薬剤師

お医者さんでは薬を出さないの?

旧厚生省は、医薬分業を推進してきました。医薬分業とは、医療機関が診療を行って処方箋を発行し、患者さんが調剤薬局にもっていってお薬をもらうという、役割分担のことです。今の厚生労働省も、次の理由で医薬分業を、続行して推進しています。

まず、処方箋は、日本全国の医療機関のを薬局であればどこでも受け付けます。ゆえに、患者さんが薬を受け取る薬局を選べるので、複数の病院にかかる患者さんですと、薬の重複を防ぐことができます。以前はこの重複がよくあって、問題になっていました。しかも、薬局側が患者さんのロングスパンでの薬歴管理や服薬指導ができるので、副作用や服薬ミスを回避出来ると言うメリットもあります。

さらに、病院内の薬局では、外来患者の薬の調剤を任せられるので、入院患者の服薬指導や病院で使用する薬剤の管理に時間をさけます。その上、病院でストックしている薬以外の薬も出してもらえるので、患者さんは多くの薬の中から選択できます。最近は、ジェネリックといって先発薬と成分はいっしょでも安いお薬が増えています。ですので、この点でもますます重要です。

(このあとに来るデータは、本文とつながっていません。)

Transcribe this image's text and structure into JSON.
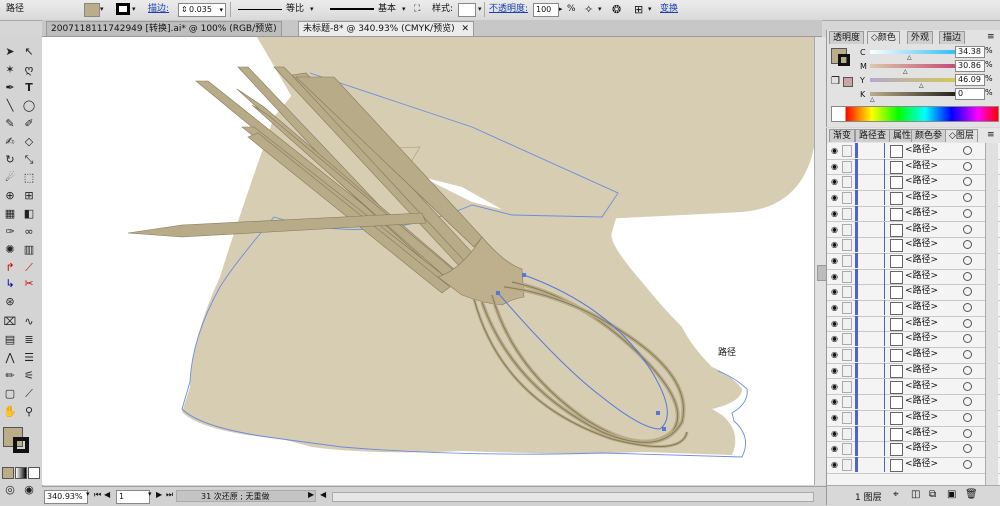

さらに薬価差益が、医療財政を圧迫してきた現状があります。薬価差益とは、医療機関や調剤薬局が薬を仕入れる仕入値と患者さんに渡す際の売値との差額です。この仕入れ値。業者さんとの交渉により違ってきて、昭和の時代は薬価差益率30%~40%もあるという信じられない事もありました。そういうわけで、薬を使えば使うほど病院の利益となり、過剰な薬が山盛りに使われることが日常でした。が、結果的にそれが医療保険の負担増になったので、だんだんと薬価の引き下げがなされ、薬価差益は少なくなっています。

そもそも医薬分業は、諸外国で発展したシステムなのです。それが、医療保険の負担を下げるのに有効だとわかった旧厚生省が、昭和の末期から進めてきました。その結果、調剤薬局が増え、薬剤師の職場が広がったという背景もあります。